Looking at web services in general is it possible to implement a useful cache generically over a variety of data sources? Is it possible to find points into which we can inject and manage some caching delay (Inconsistency) to achieve a scalable, performant, available globally deployed system?
As it turns out, the guys who built the “World Wide Web” invented a highly cacheable protocol called HTTP. A lot of effort has gone into making HTTP cacheable by providing ways to express how much tolerance a client has for old content and how long the server recommends it should be stored. HTTP actually defines a number of different verbs that were created to express different the different actions that could be performed over HTTP.
OPTIONS, GET, HEAD, POST, PUT, DELETE, TRACE, CONNECT and MERGE
Each has different verb has different cacheability characteristics. Actions like POST are considered to be an action that changes data (along with PUT and DELETE) and therefore is not to be cached (look at 13.10 here) while GET has the full suite of cacheability options available.
However the meaning, purpose and usefulness of those verbs has become blurred overtime as new higher level protocols like SOAP/WCF have piggy backed solely on the HTTP POST verb as it provided better upstream data support but it has been used to implement updating and retrieving of data.
The side effect of that decision is that it’s very hard to cache web service calls because they use POST under the hood. Most software, frameworks and proxy devices all throw their hands up when it comes to caching of POSTs. So if you want to do it you need to either go below the HTTP protocol (think WAN acceleration) or add something on top. (I’ll implement one of these in a future blog).
The Rise of REST
This is why, in the era of Cloud, REST and higher level protocols like oData have become so popular. They are a return to the world of HTTP verb specific cacheability for web services. The cost is you need to cram all your request data on the URL!

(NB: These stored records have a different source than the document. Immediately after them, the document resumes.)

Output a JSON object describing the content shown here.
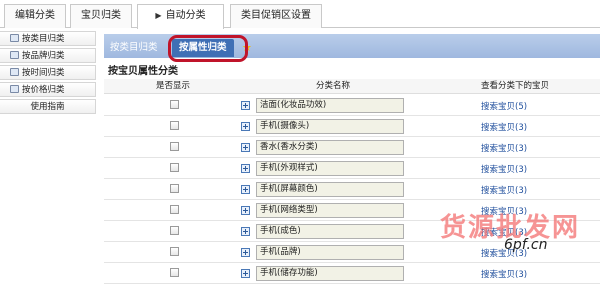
{
  "top_tabs": [
    {
      "label": "编辑分类",
      "arrow": ""
    },
    {
      "label": "宝贝归类",
      "arrow": ""
    },
    {
      "label": "自动分类",
      "arrow": "▶"
    },
    {
      "label": "类目促销区设置",
      "arrow": ""
    }
  ],
  "sidebar": {
    "items": [
      {
        "label": "按类目归类",
        "icon": "category-icon"
      },
      {
        "label": "按品牌归类",
        "icon": "brand-icon"
      },
      {
        "label": "按时间归类",
        "icon": "clock-icon"
      },
      {
        "label": "按价格归类",
        "icon": "price-icon"
      },
      {
        "label": "使用指南",
        "icon": ""
      }
    ]
  },
  "main": {
    "subtabs": [
      "按类目归类",
      "按属性归类"
    ],
    "star_icon": "star-icon",
    "section_title": "按宝贝属性分类",
    "columns": [
      "是否显示",
      "分类名称",
      "查看分类下的宝贝"
    ],
    "rows": [
      {
        "name": "洁面(化妆品功效)",
        "link": "搜索宝贝(5)"
      },
      {
        "name": "手机(摄像头)",
        "link": "搜索宝贝(3)"
      },
      {
        "name": "香水(香水分类)",
        "link": "搜索宝贝(3)"
      },
      {
        "name": "手机(外观样式)",
        "link": "搜索宝贝(3)"
      },
      {
        "name": "手机(屏幕颜色)",
        "link": "搜索宝贝(3)"
      },
      {
        "name": "手机(网络类型)",
        "link": "搜索宝贝(3)"
      },
      {
        "name": "手机(成色)",
        "link": "搜索宝贝(3)"
      },
      {
        "name": "手机(品牌)",
        "link": "搜索宝贝(3)"
      },
      {
        "name": "手机(储存功能)",
        "link": "搜索宝贝(3)"
      }
    ]
  },
  "watermark": {
    "text": "货源批发网",
    "url": "6pf.cn"
  },
  "colors": {
    "accent": "#3f6fb5",
    "highlight": "#c0142a",
    "link": "#1f4e9c"
  }
}
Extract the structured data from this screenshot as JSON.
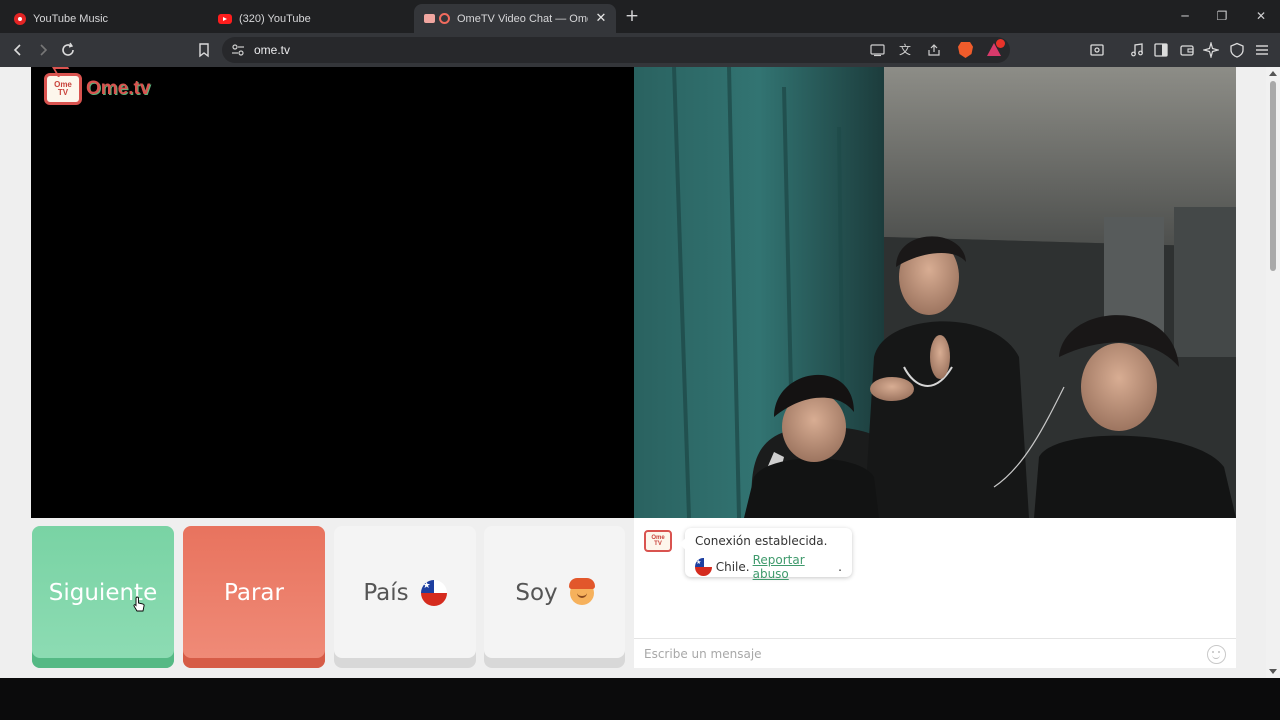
{
  "browser": {
    "tabs": [
      {
        "title": "YouTube Music",
        "icon": "youtube-music-icon"
      },
      {
        "title": "(320) YouTube",
        "icon": "youtube-icon"
      },
      {
        "title": "OmeTV Video Chat — Omegl",
        "icon": "ometv-icon",
        "active": true
      }
    ],
    "url": "ome.tv",
    "accent": "#34363a"
  },
  "site": {
    "logo_text": "Ome.tv",
    "logo_badge_top": "Ome",
    "logo_badge_bottom": "TV"
  },
  "controls": {
    "next_label": "Siguiente",
    "stop_label": "Parar",
    "country_label": "País",
    "gender_label": "Soy",
    "next_color": "#79d3a4",
    "stop_color": "#e8735e"
  },
  "chat": {
    "status": "Conexión establecida.",
    "country": "Chile.",
    "report_link": "Reportar abuso",
    "report_suffix": ".",
    "input_placeholder": "Escribe un mensaje"
  }
}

Moving to Cloud involves outsourcing your IT infrastructure to someone and somewhere else. The implications of that can be far reaching. One that is unavoidable is that the economics of computing will force large clumps of computing resources to be located together, close to natural resources like hydroelectric schemes or in naturally cold places where cooling is free.
Q: What does that mean for us as developers?
A: Expect your infrastructure and your users to be separated by distance.
The App That Got Spat
Additionally we are now seeing economics driving cloud services to be provided “multi-tenant”. Which means you and potentially many other users and organisations are sharing the same application, servers and security space. To enable app customisation to work securely so that tenants don’t accidentally (or maliciously) tread on each others toes, a new app development model is emerging where the custom app runs away from the cloud data and services. Either as a separate site owned by the tenant or in the user’s browser or both. For SharePoint Online this is the new “auto-hosted” and “provider-hosted” app models.
Q: What does that mean for us as developers?
A: Expect your application and your data sources to be separated by distance.
The traditional 3 tier app model just got extended to at least 4 tiers, Data, Service, AppHosting and Browser. The effect is injecting further distance and hops between data and users and putting more reliance on the design of good web service APIs and the ability to call them efficiently and effectively.
So caching will become more and more important to app developers working in the Cloud space. To continue to give users the experience they expect but from a more complex and challenging operating environment and geographically dispersed architecture. Over the next two blogs we’ll visit some options for delivering cacheable services over SharePoint which may be extended to other similar SAAS app development models.